Kaygımızın hayatla buluşan edebiyat olması gerektiğini belirten Örs, ikinci yeni akımının, imge, çağrışım ve soyutlamalarla, bireyin yalnızlığı, sıkıntıları, çevreye uyumsuzlukları gibi temalarla tek insanları anlattığını vurguladı. Sanat için sanat anlayışı içerisinde olan bu ve benzeri akımların hayatla buluşma noktasındaki sıkıntılarını dile getirdi. Bu bağlamda insanın içine yürüyen şiirler, hikâyeler olması gerektiğini, çiçek-böcek edebiyatı dediğimiz edebiyatın kişiyi hayattan koparttığını, insanın sonsuz hırslarını, tüketimi bir veri olarak kabul ettiğini bu sebeple direnişi ayakta tutamadığını anlattı.

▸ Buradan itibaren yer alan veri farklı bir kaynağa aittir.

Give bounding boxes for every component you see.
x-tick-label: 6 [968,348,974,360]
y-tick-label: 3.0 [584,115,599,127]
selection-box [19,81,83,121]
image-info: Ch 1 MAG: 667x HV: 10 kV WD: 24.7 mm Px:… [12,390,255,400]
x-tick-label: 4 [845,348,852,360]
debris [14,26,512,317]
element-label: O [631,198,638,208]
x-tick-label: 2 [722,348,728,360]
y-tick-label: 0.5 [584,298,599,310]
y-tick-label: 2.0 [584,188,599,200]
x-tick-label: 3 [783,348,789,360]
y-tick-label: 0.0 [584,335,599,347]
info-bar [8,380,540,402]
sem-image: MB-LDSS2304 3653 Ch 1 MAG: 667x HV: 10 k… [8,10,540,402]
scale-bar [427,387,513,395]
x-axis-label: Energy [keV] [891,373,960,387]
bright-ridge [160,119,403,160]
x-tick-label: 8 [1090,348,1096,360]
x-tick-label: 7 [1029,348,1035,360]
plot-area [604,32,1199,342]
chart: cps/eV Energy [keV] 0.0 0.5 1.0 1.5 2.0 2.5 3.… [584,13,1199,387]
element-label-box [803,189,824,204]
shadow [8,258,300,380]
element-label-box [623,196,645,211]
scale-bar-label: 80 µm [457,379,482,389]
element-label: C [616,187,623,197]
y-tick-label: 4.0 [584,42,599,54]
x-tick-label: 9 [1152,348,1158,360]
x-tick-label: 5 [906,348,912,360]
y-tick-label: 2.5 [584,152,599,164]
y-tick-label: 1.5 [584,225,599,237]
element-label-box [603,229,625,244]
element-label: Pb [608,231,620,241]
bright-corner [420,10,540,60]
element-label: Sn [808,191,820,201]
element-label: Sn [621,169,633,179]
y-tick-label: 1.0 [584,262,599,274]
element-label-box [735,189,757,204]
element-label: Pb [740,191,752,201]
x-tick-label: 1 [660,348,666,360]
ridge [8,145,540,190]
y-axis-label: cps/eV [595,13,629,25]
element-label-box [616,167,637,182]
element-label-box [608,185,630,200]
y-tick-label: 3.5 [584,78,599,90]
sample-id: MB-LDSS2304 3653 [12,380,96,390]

28 Şubat’ın Türkiye’de derin izler oluşturan bir süreç olduğunu, bizim sürekli 28 şubat soğuğunda yaşayan bir halkın evlatları olduğumuzu ve bunu anlatan edebiyatımızın, belgesellerimizin olması gerektiğini, direnişi ancak bu şekilde ayakta tutabileceğimizi fakat bu alanlarda hala derli toplu bir fotoğrafın oluşmadığını ifade etti.

Yaşanmışlıkların unutulmaması, direnişin canlanması için bunların unutulmayacak alanlara taşınılması gerektiğini belirterek Müslümanlar olarak hiçbir zulme boyun eğmememiz gerektiğini vurguladı.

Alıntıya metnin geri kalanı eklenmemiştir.